Дома девиз написан привлекательным шрифтом семейства Serif, который должен бросаться в глаза и выглядеть креативным. Здесь — это прямоугольные буквы, какими можно было бы написать вывеску для тюрьмы. В этом измерении — главном офисе — никто даже не притворяется, что всё это ради прогресса и новых крутых продуктов для людей. Настоящее значение девиза проглядывает на сквозь. Это полный контроль.

— Почему офис Конли не на верхнем этаже? — Большинство директоров забирают себе самое ценное место, по меньшей мере, по моему обширному опыту просмотра шоу по телевизору, где в большинстве титанических корпораций, кажется, прекрасный вид.

Ромола выразительно смотрит на меня.

— Не очень безопасно, разве нет? Главы корпорации Триада работают в центре здания.

— Что ты имеешь в виду, безопасно?

— Конкуренты могут напасть в любой момент. Конечно мы используем верхние комнаты, лучше присматривать за конкурентами, но это не место для жизненно важных офисов компании.

Другие компании могут напасть?

— Если другие компании попробуют это сделать… я имею в виду, они же отправятся в тюрьму, так?
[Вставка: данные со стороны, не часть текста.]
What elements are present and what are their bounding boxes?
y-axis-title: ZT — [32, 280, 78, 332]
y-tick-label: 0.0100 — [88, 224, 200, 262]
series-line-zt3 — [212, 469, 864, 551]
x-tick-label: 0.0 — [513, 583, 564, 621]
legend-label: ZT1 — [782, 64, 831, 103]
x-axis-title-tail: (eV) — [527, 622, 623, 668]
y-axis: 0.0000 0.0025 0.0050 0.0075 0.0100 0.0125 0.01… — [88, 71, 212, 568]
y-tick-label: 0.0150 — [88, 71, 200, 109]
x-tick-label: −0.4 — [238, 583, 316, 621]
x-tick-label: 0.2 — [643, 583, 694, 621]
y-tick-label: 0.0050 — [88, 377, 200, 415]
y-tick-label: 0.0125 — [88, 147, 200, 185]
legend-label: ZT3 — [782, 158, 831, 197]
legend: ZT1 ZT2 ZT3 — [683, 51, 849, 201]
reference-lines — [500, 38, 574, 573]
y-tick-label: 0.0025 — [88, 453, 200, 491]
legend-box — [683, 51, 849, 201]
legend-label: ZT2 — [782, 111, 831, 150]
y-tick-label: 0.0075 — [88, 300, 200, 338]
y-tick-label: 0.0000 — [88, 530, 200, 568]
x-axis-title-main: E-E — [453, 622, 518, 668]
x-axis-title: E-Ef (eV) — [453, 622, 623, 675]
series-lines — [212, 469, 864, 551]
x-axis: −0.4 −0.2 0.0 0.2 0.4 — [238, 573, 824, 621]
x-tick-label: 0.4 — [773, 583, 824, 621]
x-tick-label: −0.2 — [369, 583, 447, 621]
— Я забыла, — говорит Ромола, делая цокающий звук языком. — Твоё измерение всё ещё поддерживает иллюзию государств-наций как базовых экономических и политических единиц. В этом мире мы переросли эту нотацию. Верность корпорации — это очень серьёзный предмет для потребителей, которые не должны легко менять предпочтения.

Я даже не могу осознать это. Надеюсь, я не пробуду здесь достаточно долго для того, чтобы беспокоиться об этом.

Когда дверь раскрывается, Ромола ведёт меня по коридору через череду приёмных, все пусты, в такой ранний час. Я оставила Париж в обед, если здесь рассвет, тогда, должно быть, это Западное Побережье Соединенных Штатов. Каждая комната кажется более блестящей и более неприветливой, чем предыдущая. Это препятствия, которое посетители должны перейти, если они хотят сами увидеть большого человека.

— Должно быть, ты этого ждешь, — говорит Ромола. — Наконец-то добраться до сути всего этого.

Я ещё раз горько смеюсь.

— Ещё пять минут назад я не имела представления, что это измерение существует. Но мне нужно было догадаться, Триада — значит три. Три измерения, — мы думали, что Триада — это просто имя, просто круто звучащее существительное, выбранное случайно горсткой технических экспертов двадцати с чем-нибудь лет. Почему мы не думали, что это означает что-то большее?

Ромола странно на меня смотрит.

— Название компании не имеет отношения к измерениям. Как это могло бы быть? Эта ветвь Триады существует на десятилетия дольше, чем любые остальные

— Тогда название ничего на самом деле не значит?

— Значит. Триада — потому что основателей компании было трое. Три гения.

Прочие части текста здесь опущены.